Hinweis darauf und darauf. https://notes.shichao.io/utlk/ch2/#paging-in-hardware Dies war bei weitem der größte Spaß, den ich hatte. Ich war sehr aufgeregt, als ich es verstand.
X86 OS Legacy-Paging Virtuelle Adresse mit 4 KB-Seiten:
X86 OS CR4.Pae Paging Virtuelle Adresse mit 4KB -Seite:
x86_64 (IA-32E) OS CR4.lme/Cr4.Pae Paging Virtual Adresse mit 4KB-Seite:
• Die WP- und PG -Flaggen im Kontrollregister CR0 (Bit 16 bzw. Bit 31).

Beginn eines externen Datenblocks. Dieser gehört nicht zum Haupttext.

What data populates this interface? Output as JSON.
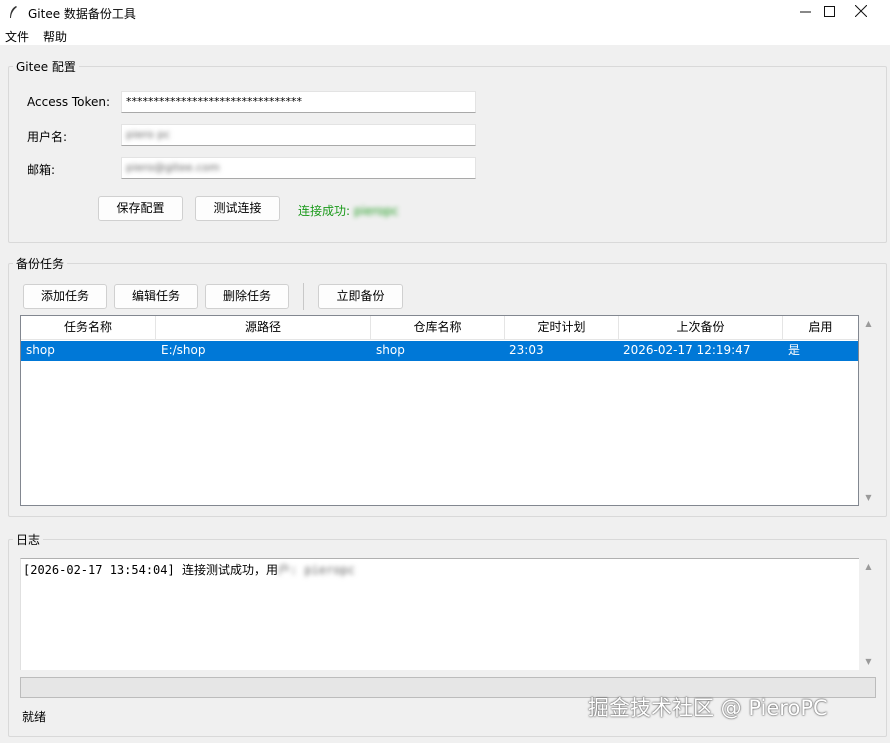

• Die PSE-, PAE-, PGE-, PCID-, SMEP-, SMAP- und PKE -Flaggen im Kontrollregister CR4 (Bit 4, Bit 5, Bit 7, Bit 17, Bit 20, Bit 21 bzw. Bit 22).
• Die LME- und NXE -Flaggen in der MSR Ia32_efer (Bit 8 bzw. Bit 11). • Die Wechselstromflagge im EFLAGS -Register (Bit 18). Von Kapitel 4 von Intel® 64 und IA-32 Architekturen-Softwareentwicklerhandbuch Volume 3A: System-Programmierhandbuch, Teil 1; Kapitel 4
• Die LME- und NXE -Flaggen in der MSR Ia32_efer (Bit 8 bzw. Bit 11). • Die Wechselstromflagge im EFLAGS -Register (Bit 18). Kapitel 4 von Intel® 64 und IA-32 Architekturen-Softwareentwickler Handbuch Volume 3A: System-Programmierhandbuch, Teil 1; Kapitel 4
Wenn Cr4.pae und/oder cr4.lme auf 1 eingestellt sind, wird PSE vollständig ignoriert.
Kein Terminal hinzugefügt
cd smkrnl; make run
Für den Funken der Inspiration/Unterstützung bei meiner kontinuierlichen Bemühungen zu diesem Projekt und für die Unterstützung mir, bestimmte Konzepte in der Entwicklung von Kernel/Betriebssystemen zu verstehen. =))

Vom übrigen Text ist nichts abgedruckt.